Earlier this year was a punchy and hard-hitting Hamlet, and they even had the grace and kindness to stage the first major revival of my own modest offering, As We Forgive Them, to coincide with the US election last month. Furthermore, ERT has named its resident theatre company as She Productions, an all-female collective which presented a revival of The Vagina Monologues, The storytEllas, a piece of children's theatre during the summer holidays, and whose members are currently working on a play about the country's first ever girl band.

Having an undeniably welcoming atmosphere led to ERT being awarded Best Entertainments Venue by the Best Bar None Awards in 2016. If this all feels as though the venue is an assured part of the regional cultural scene into the future, don't be too confident. ERT has achieved great things through the sheer determination of its founding members and the skills of its creative team along with loyal support from some local businesses.

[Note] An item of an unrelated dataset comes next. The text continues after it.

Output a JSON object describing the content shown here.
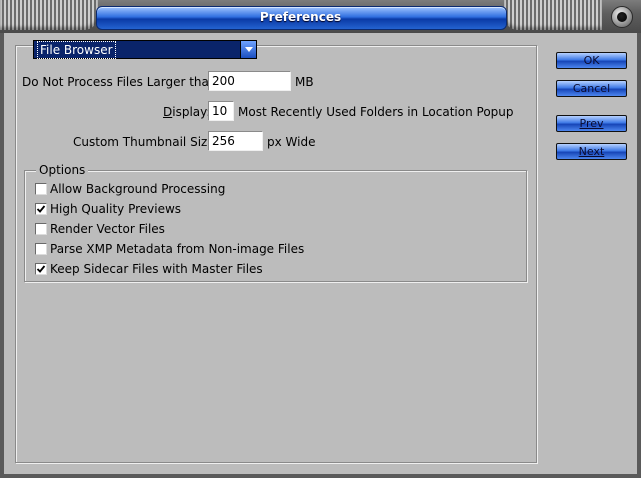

However, this isn't enough to sustain a venue for the long term. It is one thing to dream of opening a theatre, it is quite another to see that theatre consolidated through support from regular funding sources. The imbalance between funding for the arts between regions has been well documented and, despite Hull's status as City of Culture 2017, there are no guarantees for ERT.

As someone who has been fortunate enough to have work put on there and, more importantly, to see the exciting work of others, I have no doubt that ERT has a role to play in the development of the cultural scene of the region. It is to be hoped that imaginative funders from both public and private sectors, who are in a position to secure its future, agree.